2. Any of these can be challenged in court. As a matter of fact, more wills are challenged than not. In the case of wills, legal spouses always have more legal power than any other family member.
3. Marriage laws are universal. If someone’s husband or wife is injured in an accident, all you need to do is show up and say you’re his or her spouse. You will not be questioned. If you show up at the hospital with your legal paperwork, the employees may not know what to do with you. If you simply say, “He’s my husband,” you will immediately be taken to your spouse’s side.
Defense of Marriage Law
Even with lesbian and gay marriages being performed and recognized in some states, the Federal Defense of Marriage Law prohibits the federal government from recognizing gay and lesbian relationships. This puts gay and lesbian couples who are married in a legal limbo. How do they file their tax returns? Do they have to pay the tax on their partner’s health insurance? How do they fill out legal and other forms, single or married?
Creating Civil Unions creates a separate and unequal status for some of America’s citizens. The Massachusetts Supreme Judicial Court ruled that creating a separate class for gay and lesbian citizens is not permissible and that is why they have voted that only marriage equals marriage. The precedent was set with Brown v. The Board of Education regarding segregation in public education. Ironically, Massachusetts marriage law went into effect on the 50th anniversary of Brown v. Board of Education.

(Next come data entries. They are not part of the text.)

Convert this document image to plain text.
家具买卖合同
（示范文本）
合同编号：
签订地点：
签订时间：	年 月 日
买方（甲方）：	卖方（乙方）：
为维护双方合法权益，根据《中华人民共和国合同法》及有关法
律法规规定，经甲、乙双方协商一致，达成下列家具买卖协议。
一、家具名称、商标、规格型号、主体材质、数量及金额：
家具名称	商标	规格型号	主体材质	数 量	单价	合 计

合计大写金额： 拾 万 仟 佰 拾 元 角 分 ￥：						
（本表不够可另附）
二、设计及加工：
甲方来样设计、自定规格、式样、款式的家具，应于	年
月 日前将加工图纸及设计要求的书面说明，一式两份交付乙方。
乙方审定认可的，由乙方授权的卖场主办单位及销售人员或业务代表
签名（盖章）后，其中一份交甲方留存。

The United States Constitution guarantees equality for all. As you can see, marriage and civil unions are not the same. Creating equal access to marriage is the only fair way to ensure equality for gay and straight couples alike.

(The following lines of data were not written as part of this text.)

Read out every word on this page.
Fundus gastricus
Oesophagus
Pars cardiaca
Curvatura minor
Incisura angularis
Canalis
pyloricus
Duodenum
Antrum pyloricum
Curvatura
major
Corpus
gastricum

* Benefits & Protections unavailable to GLBT persons without marriage:
Here are some of the legal rights that married couples have and gays and lesbians are denied:
- Joint parental rights of children
- Joint adoption
- Status as “next-of-kin” for hospital visits and medical decisions
- Right to make a decision about the disposal of loved ones remains
- Immigration and residency for partners from other countries
- Crime victims recovery benefits
- Domestic violence protection orders
- Judicial protections and immunity
- Automatic inheritance in the absence of a will
- Public safety officers death benefits
- Spousal veterans benefits
- Social Security
- Joint filing of tax returns
- Wrongful death benefits for surviving partner and children
- Bereavement or sick leave to care for partner or children
- Child support
- Joint Insurance Plans
- Tax credits including: Child tax credit, Hope and lifetime learning credits
- Deferred Compensation for pension and IRAs
- Estate and gift tax benefits
- Welfare and public assistance
- Joint housing for elderly
- Credit protection
- Medical care for survivors and dependents of certain veterans
These are just a few of the 1400 state and federal benefits that gays and lesbians are denied by not being able to marry. Most of these benefits cannot be privately arranged or contracted for within the legal system.